What makes a chair a chair is (as with all other things) that it matches the relevant definition, description, specification, concept or meaning, in this case:

“A seat for one person that has a back, usually four legs, and sometimes two arms”.

This definition is wide enough to include armchairs, pushchairs and wheelchairs. There will be borderline cases like deckchairs, but whether we include these is just a matter of stipulation.

End of story you might think. But no, Plato wanted more. Instead of a thing simply matching a definition or concept, for him it matched the relevant Form or Idea. All chairs in the everyday (sensible) world are imperfect instances of the perfect Form of a Chair which exists in the (intelligible) world of Forms. So what makes a chair a chair is that it is an imperfect copy, or instance, of the chair Form, it partakes of that Form. For Plato the world of Forms was more real than the everyday world which contains only imperfect copies. Notice that the Form is logically prior to the instances — if all chairs in the world were destroyed, the chair Form would still exist, only uninstantiated. And similarly with qualities, so that all red things, say, are instances of the Form of Redness, and so on.

Aristotle said the Forms were nonsense: of course, he said, the thing we’re talking about has the form of a chair, but its form exists in the chair itself, and so with all other chairs, so that if all chairs were destroyed, there would be no such form, and similarly if all red things were destroyed, no redness would exist.

I’m with Aristotle — forms and qualities exist in things, not prior to them, in rebus rather than ante rem, as the philosophers of old put it.

We’re not quite finished.
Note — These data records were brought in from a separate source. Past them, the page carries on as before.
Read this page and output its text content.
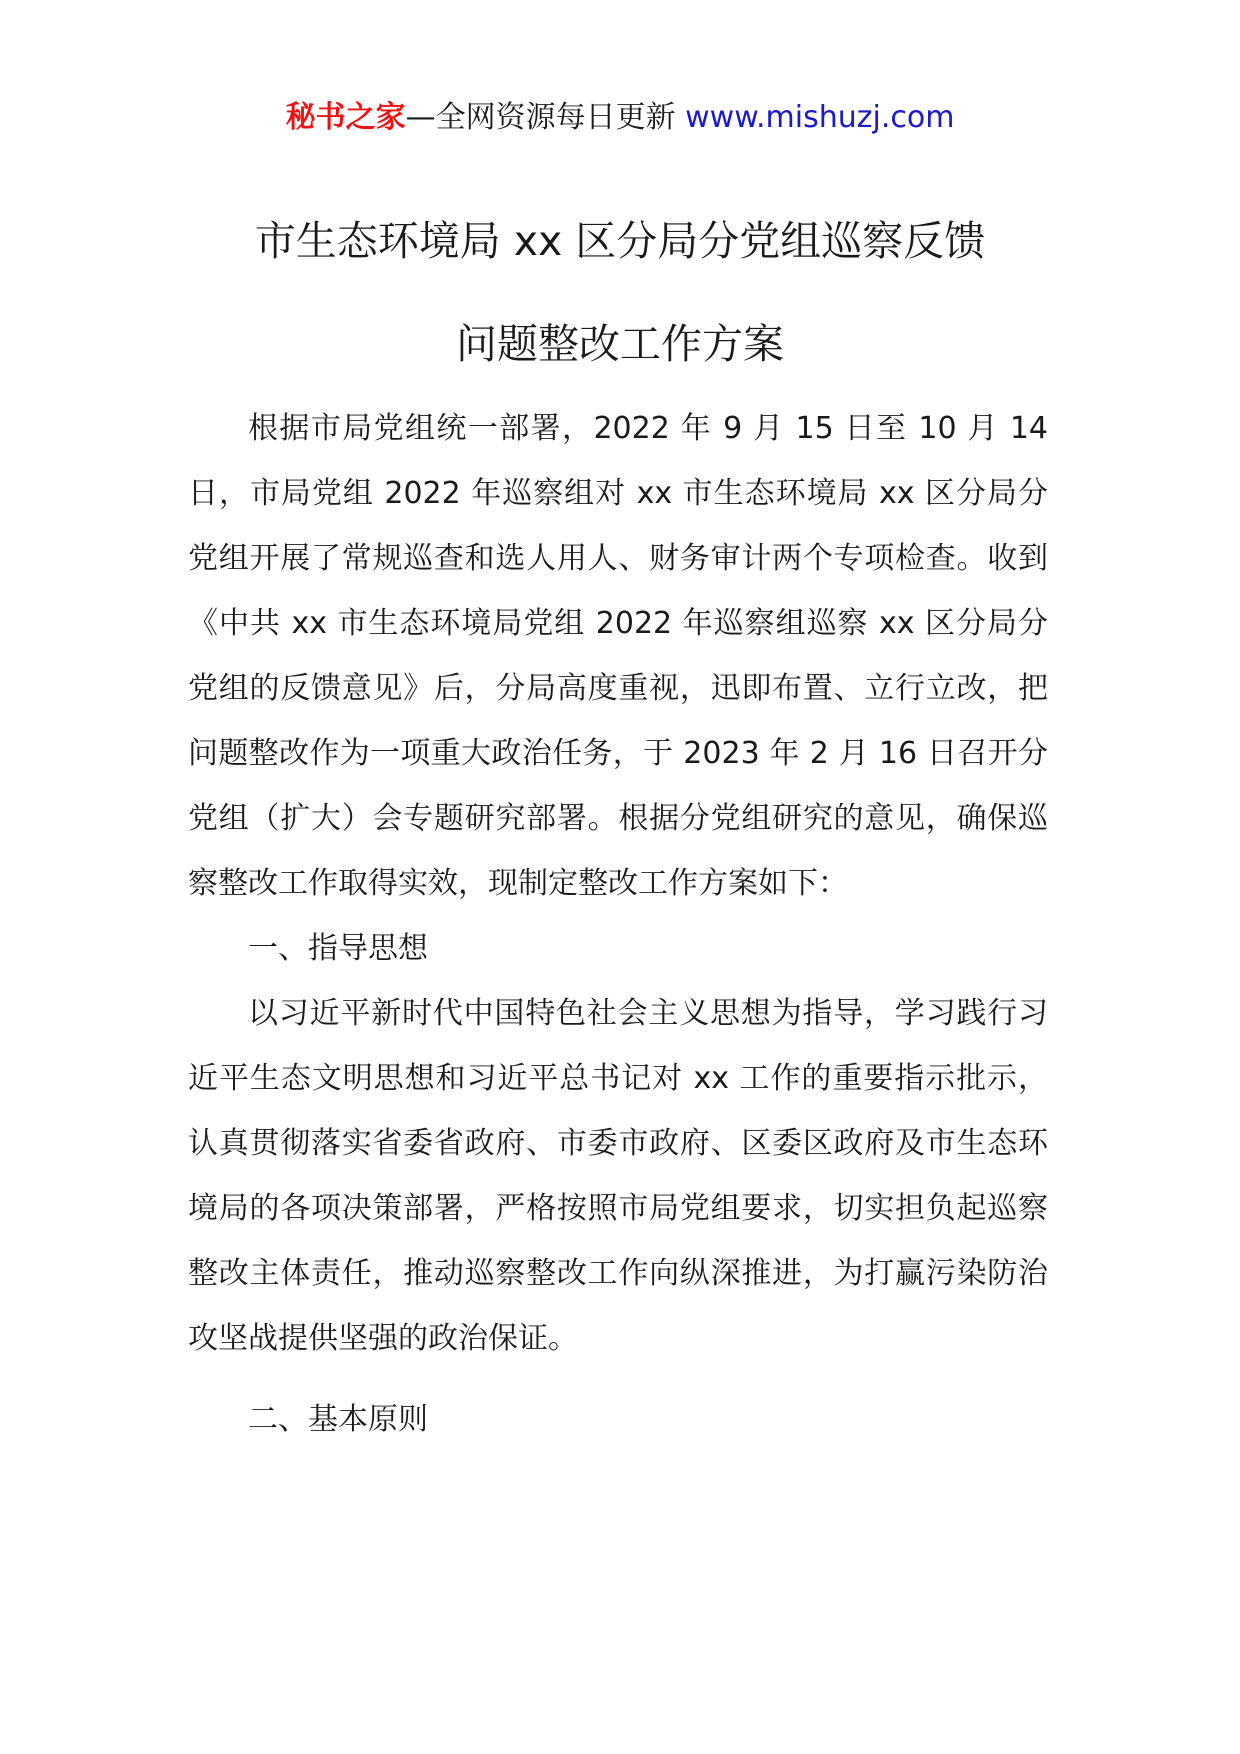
秘书之家—全网资源每日更新 www.mishuzj.com
市生态环境局 xx 区分局分党组巡察反馈
问题整改工作方案

根据市局党组统一部署，2022 年 9 月 15 日至 10 月 14 日，市局党组 2022 年巡察组对 xx 市生态环境局 xx 区分局分党组开展了常规巡查和选人用人、财务审计两个专项检查。收到《中共 xx 市生态环境局党组 2022 年巡察组巡察 xx 区分局分党组的反馈意见》后，分局高度重视，迅即布置、立行立改，把问题整改作为一项重大政治任务，于 2023 年 2 月 16 日召开分党组（扩大）会专题研究部署。根据分党组研究的意见，确保巡察整改工作取得实效，现制定整改工作方案如下：

一、指导思想

以习近平新时代中国特色社会主义思想为指导，学习践行习近平生态文明思想和习近平总书记对 xx 工作的重要指示批示，认真贯彻落实省委省政府、市委市政府、区委区政府及市生态环境局的各项决策部署，严格按照市局党组要求，切实担负起巡察整改主体责任，推动巡察整改工作向纵深推进，为打赢污染防治攻坚战提供坚强的政治保证。

二、基本原则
Never mind whether chairs have their form intrinsically or copied from the perfect Form existing in a heavenly realm, some modern philosophers declare that chairs dont exist at all, really there exist only “particles arranged chairwise”. Why, they say, should we privilege the particles arranged “chairwise” as being a thing but not, say, the particles arranged as “my nose + the Taj Mahal + the moon”. No, they say, there are no composite objects such as chairs, otherwise we must accept crazy, gerrymandered objects like the nose-Taj Mahal-moon. Only the fundamental particles (whatever they turn out to be) exist. Awkwardly, this means you dont exist, only “particles arranged Acerwise”, but we can still talk about chairs, plants , planets and people as if they existed. Some of us (myself for one) find it hard to accept that we dont exist (but can still think, Descartes would  surely consider we were joking). However, it seems to me, that if we agree particles exist and can be arranged chairwise, why not just say that matter has taken the form of a chair, or a human, or whatever, and we’re back to Aristotle’s view that a thing is a bit of prime matter taking a substantial form. As is often the case, Aristotle gets it right.

And now, worn out with not existing, I’ll settle the Craigwise-arranged particles in my favourite easychairwise particle arrangement.